March 07 1989 / Chicago, Il

The Love That Never Was

You always looked at me with a bright- eye smile,
but I never noticed your stare.
We always flirted with such fire,
but I was oblivious of your affections.
Our relationship was still growing when I nipped it in the bud.
You've now planted a seed with someone else
that has blossomed into love.

Here I sit, alone and cold thinking about what could have been,
what should have been and what wasn't.
I should have let you love me,
I should have let you in.
I was only trying to save you from the heatrache I was sure would begin.
You were never like the others though, they were all fools.
I of course threw myself into denial
and for that I am a fool too.

I see you sometimes, remembering the laughter and
friendship that we shared.
Trying not to choke on my tears,
I walk by silently, pretending not to care.
All I have left is your signiture, 'With all my love' you had signed,
there it was in black ink but I was far too blind.

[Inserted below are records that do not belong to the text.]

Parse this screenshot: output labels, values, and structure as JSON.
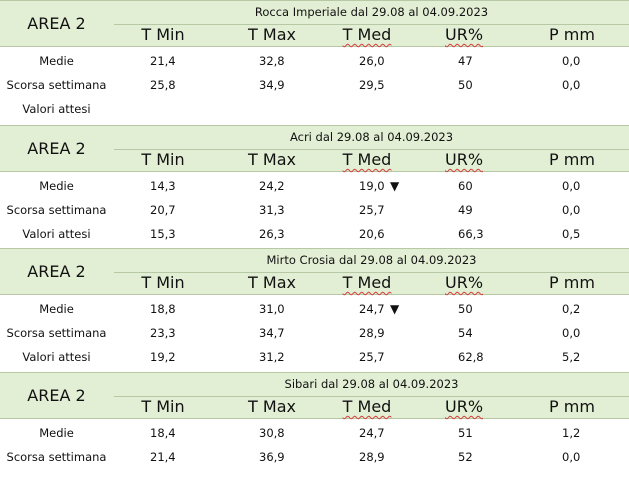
{
  "blocks": [
    {
      "area": "AREA 2",
      "title": "Rocca Imperiale  dal 29.08 al 04.09.2023",
      "headers": [
        "T Min",
        "T Max",
        "T Med",
        "UR%",
        "P mm"
      ],
      "rows": [
        {
          "label": "Medie",
          "values": [
            "21,4",
            "32,8",
            "26,0",
            "47",
            "0,0"
          ],
          "arrow": ""
        },
        {
          "label": "Scorsa settimana",
          "values": [
            "25,8",
            "34,9",
            "29,5",
            "50",
            "0,0"
          ],
          "arrow": ""
        },
        {
          "label": "Valori attesi",
          "values": [
            "",
            "",
            "",
            "",
            ""
          ],
          "arrow": ""
        }
      ]
    },
    {
      "area": "AREA 2",
      "title": "Acri dal 29.08 al 04.09.2023",
      "headers": [
        "T Min",
        "T Max",
        "T Med",
        "UR%",
        "P mm"
      ],
      "rows": [
        {
          "label": "Medie",
          "values": [
            "14,3",
            "24,2",
            "19,0",
            "60",
            "0,0"
          ],
          "arrow": "▼"
        },
        {
          "label": "Scorsa settimana",
          "values": [
            "20,7",
            "31,3",
            "25,7",
            "49",
            "0,0"
          ],
          "arrow": ""
        },
        {
          "label": "Valori attesi",
          "values": [
            "15,3",
            "26,3",
            "20,6",
            "66,3",
            "0,5"
          ],
          "arrow": ""
        }
      ]
    },
    {
      "area": "AREA 2",
      "title": "Mirto Crosia dal 29.08 al 04.09.2023",
      "headers": [
        "T Min",
        "T Max",
        "T Med",
        "UR%",
        "P mm"
      ],
      "rows": [
        {
          "label": "Medie",
          "values": [
            "18,8",
            "31,0",
            "24,7",
            "50",
            "0,2"
          ],
          "arrow": "▼"
        },
        {
          "label": "Scorsa settimana",
          "values": [
            "23,3",
            "34,7",
            "28,9",
            "54",
            "0,0"
          ],
          "arrow": ""
        },
        {
          "label": "Valori attesi",
          "values": [
            "19,2",
            "31,2",
            "25,7",
            "62,8",
            "5,2"
          ],
          "arrow": ""
        }
      ]
    },
    {
      "area": "AREA 2",
      "title": "Sibari dal 29.08 al 04.09.2023",
      "headers": [
        "T Min",
        "T Max",
        "T Med",
        "UR%",
        "P mm"
      ],
      "rows": [
        {
          "label": "Medie",
          "values": [
            "18,4",
            "30,8",
            "24,7",
            "51",
            "1,2"
          ],
          "arrow": ""
        },
        {
          "label": "Scorsa settimana",
          "values": [
            "21,4",
            "36,9",
            "28,9",
            "52",
            "0,0"
          ],
          "arrow": ""
        }
      ]
    }
  ]
}
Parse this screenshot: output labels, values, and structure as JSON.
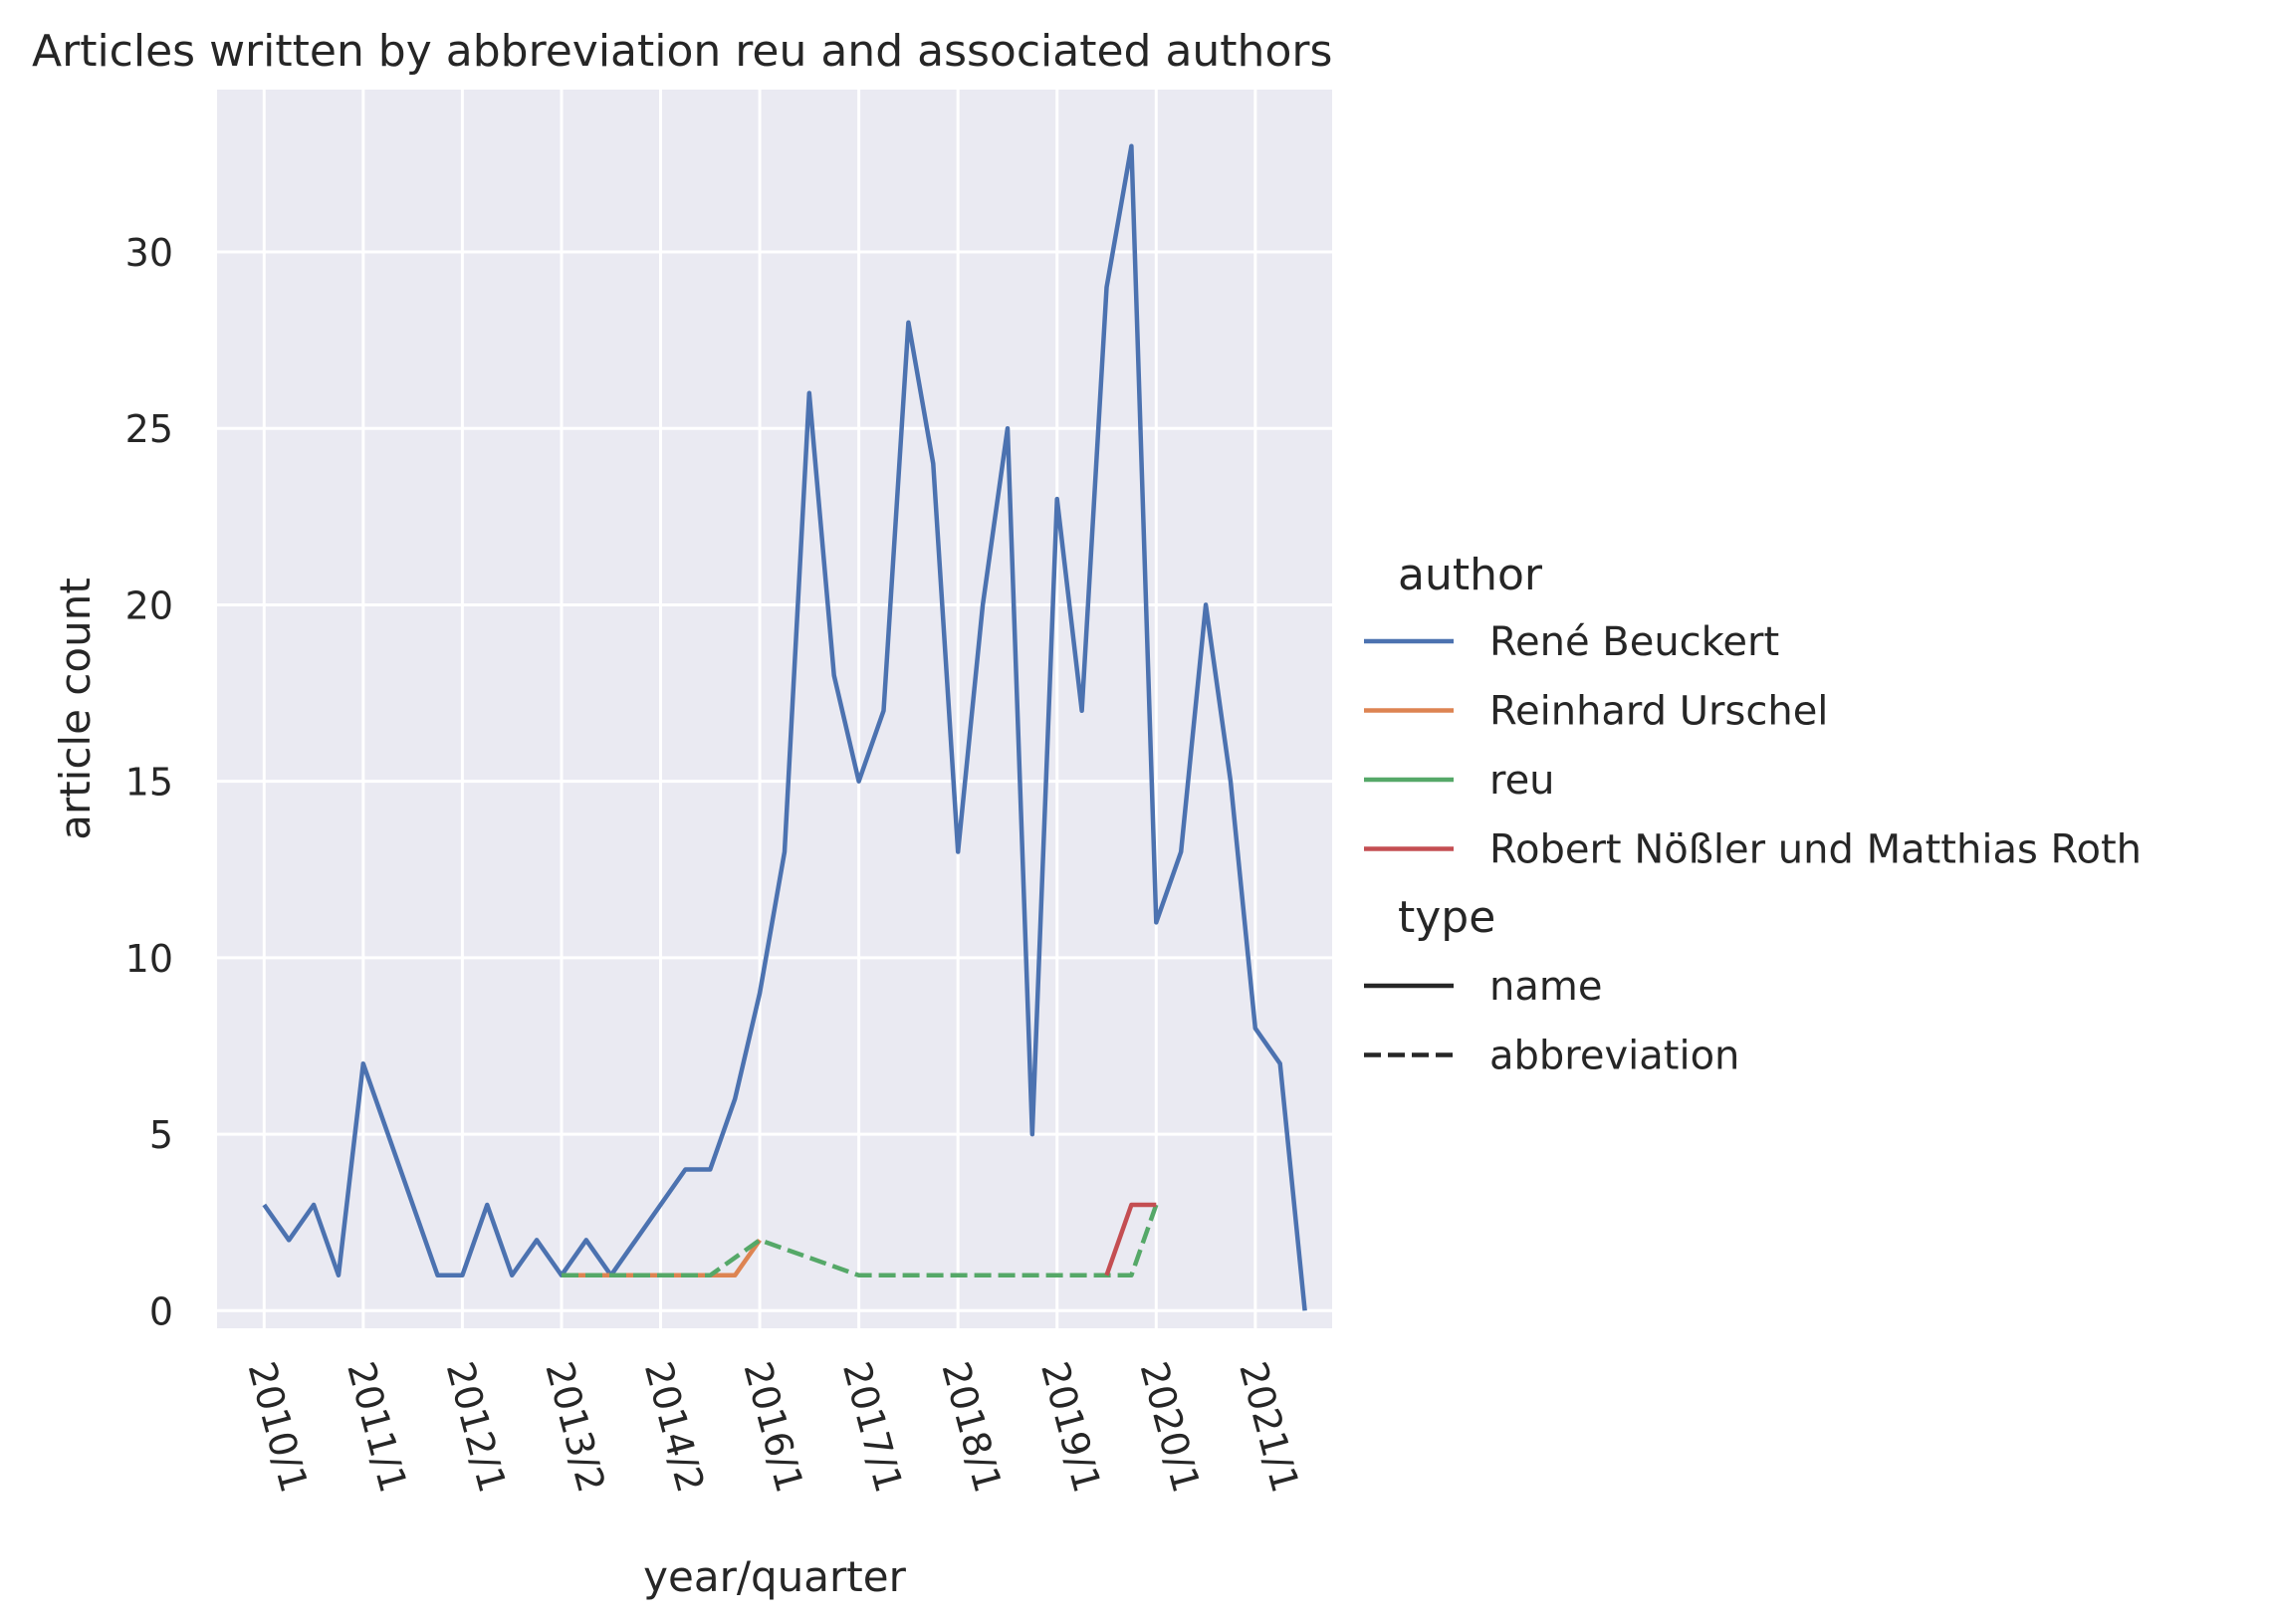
{
  "chart_data": {
    "type": "line",
    "title": "Articles written by abbreviation reu and associated authors",
    "xlabel": "year/quarter",
    "ylabel": "article count",
    "x_ticks": [
      "2010/1",
      "2011/1",
      "2012/1",
      "2013/2",
      "2014/2",
      "2016/1",
      "2017/1",
      "2018/1",
      "2019/1",
      "2020/1",
      "2021/1"
    ],
    "y_ticks": [
      0,
      5,
      10,
      15,
      20,
      25,
      30
    ],
    "ylim": [
      -0.5,
      34.6
    ],
    "xlim": [
      -1.9,
      43.1
    ],
    "grid": true,
    "legend": {
      "placement": "right",
      "author_title": "author",
      "type_title": "type",
      "type_entries": [
        {
          "label": "name",
          "dash": "solid",
          "color": "#262626"
        },
        {
          "label": "abbreviation",
          "dash": "dashed",
          "color": "#262626"
        }
      ]
    },
    "series": [
      {
        "name": "René Beuckert",
        "color": "#4c72b0",
        "dash": "solid",
        "x": [
          0,
          1,
          2,
          3,
          4,
          7,
          8,
          9,
          10,
          11,
          12,
          13,
          14,
          15,
          17,
          18,
          19,
          20,
          21,
          22,
          23,
          24,
          25,
          26,
          27,
          28,
          29,
          30,
          31,
          32,
          33,
          34,
          35,
          36,
          37,
          38,
          39,
          40,
          41,
          42
        ],
        "y": [
          3,
          2,
          3,
          1,
          7,
          1,
          1,
          3,
          1,
          2,
          1,
          2,
          1,
          2,
          4,
          4,
          6,
          9,
          13,
          26,
          18,
          15,
          17,
          28,
          24,
          13,
          20,
          25,
          5,
          23,
          17,
          29,
          33,
          11,
          13,
          20,
          15,
          8,
          7,
          0
        ]
      },
      {
        "name": "Reinhard Urschel",
        "color": "#dd8452",
        "dash": "solid",
        "x": [
          12,
          19,
          20
        ],
        "y": [
          1,
          1,
          2
        ]
      },
      {
        "name": "reu",
        "color": "#55a868",
        "dash": "dashed",
        "x": [
          12,
          18,
          20,
          24,
          35,
          36
        ],
        "y": [
          1,
          1,
          2,
          1,
          1,
          3
        ]
      },
      {
        "name": "Robert Nößler und Matthias Roth",
        "color": "#c44e52",
        "dash": "solid",
        "x": [
          34,
          35,
          36
        ],
        "y": [
          1,
          3,
          3
        ]
      }
    ]
  }
}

Gone are the days were I fed off your energy and burned with glee.
Those memories have faded.
I keep them in the back of my mind.
Try to push them all away, pain is killed only by time.
After this year we may never meet again.
It pains me to think of it, I wish I could still call you a friend.
I wish things would change.
I wish I would have swallowed my pride
and never played this foolish game.

We had a friendship that no one could touch.
It hurts to remember, I miss it so much.
Now and again I think of our love, its hard to forget something that never was.